Debugging processors with advanced features by reprogramming LUTs on FPGA

In this paper, we propose an automated method for debugging and rectification of logical bugs in processors that are implemented on FPGAs. Our method is based on preserving the current circuit topology, and debugging and rectifying bugs by only changing the contents of LUTs, without any modification to the wiring. As a result, correcting the bugs does not require re-synthesis, which can be very time consuming for complex processors due to possible timing closure problems. As the topology of the circuit is preserved, correcting the bugs does not affect the timings of the circuit. In the design phase, we may add additional LUTs or additional inputs to LUTs in the original circuit, so that we can use them in debugging and rectification phase. After a bug is found, first we try to identify the candidate signals as well as their required changes to correct their behavior. This is achieved by using symbolic simulation and equivalence checking between an instruction-set architecture model of the processor and its erroneous model at micro-architecture level. Then, we try to map the corrected functionality into the existing LUT topology.

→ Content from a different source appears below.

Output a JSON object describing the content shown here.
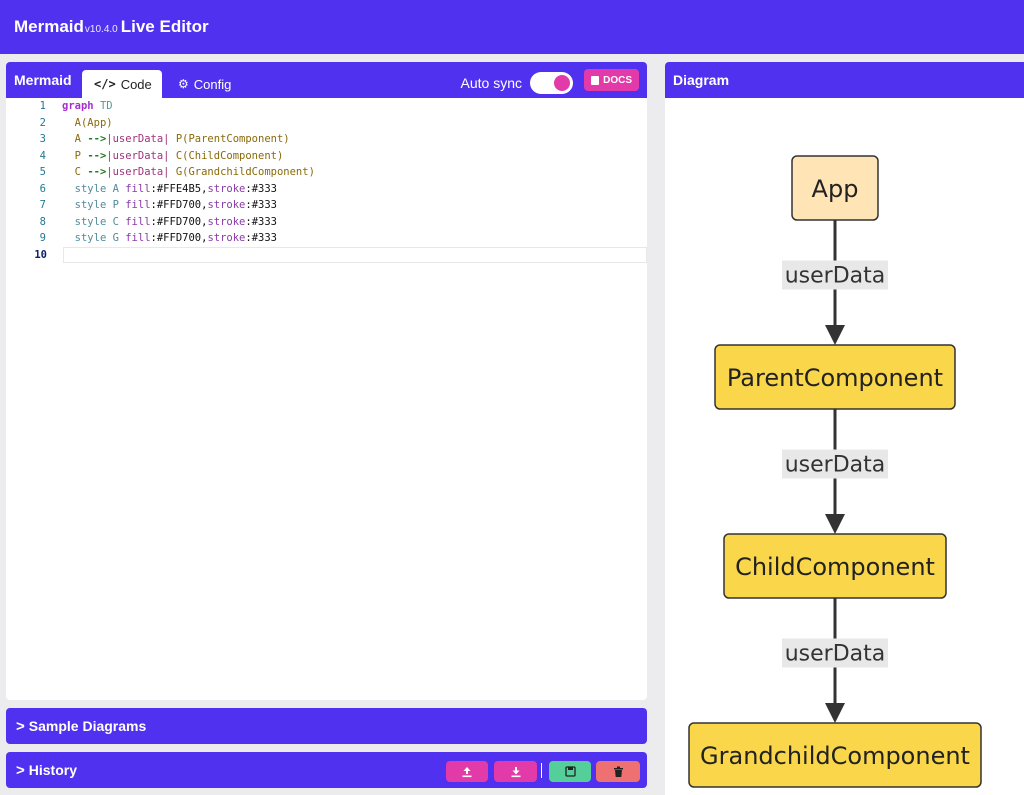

This is realized by a novel method that formulates the problem as a QBF (Quantified Boolean Formula) problem, and solves it by repeatedly applying normal SAT solvers incrementally instead of QBF solvers utilizing ideas from CEGAR (Counter Example Guided Abstraction Refinement) paradigm. We show effectiveness as well as efficiency of our method by correcting bugs in two complex out-of-order superscalar processors with a timing error recovery mechanism.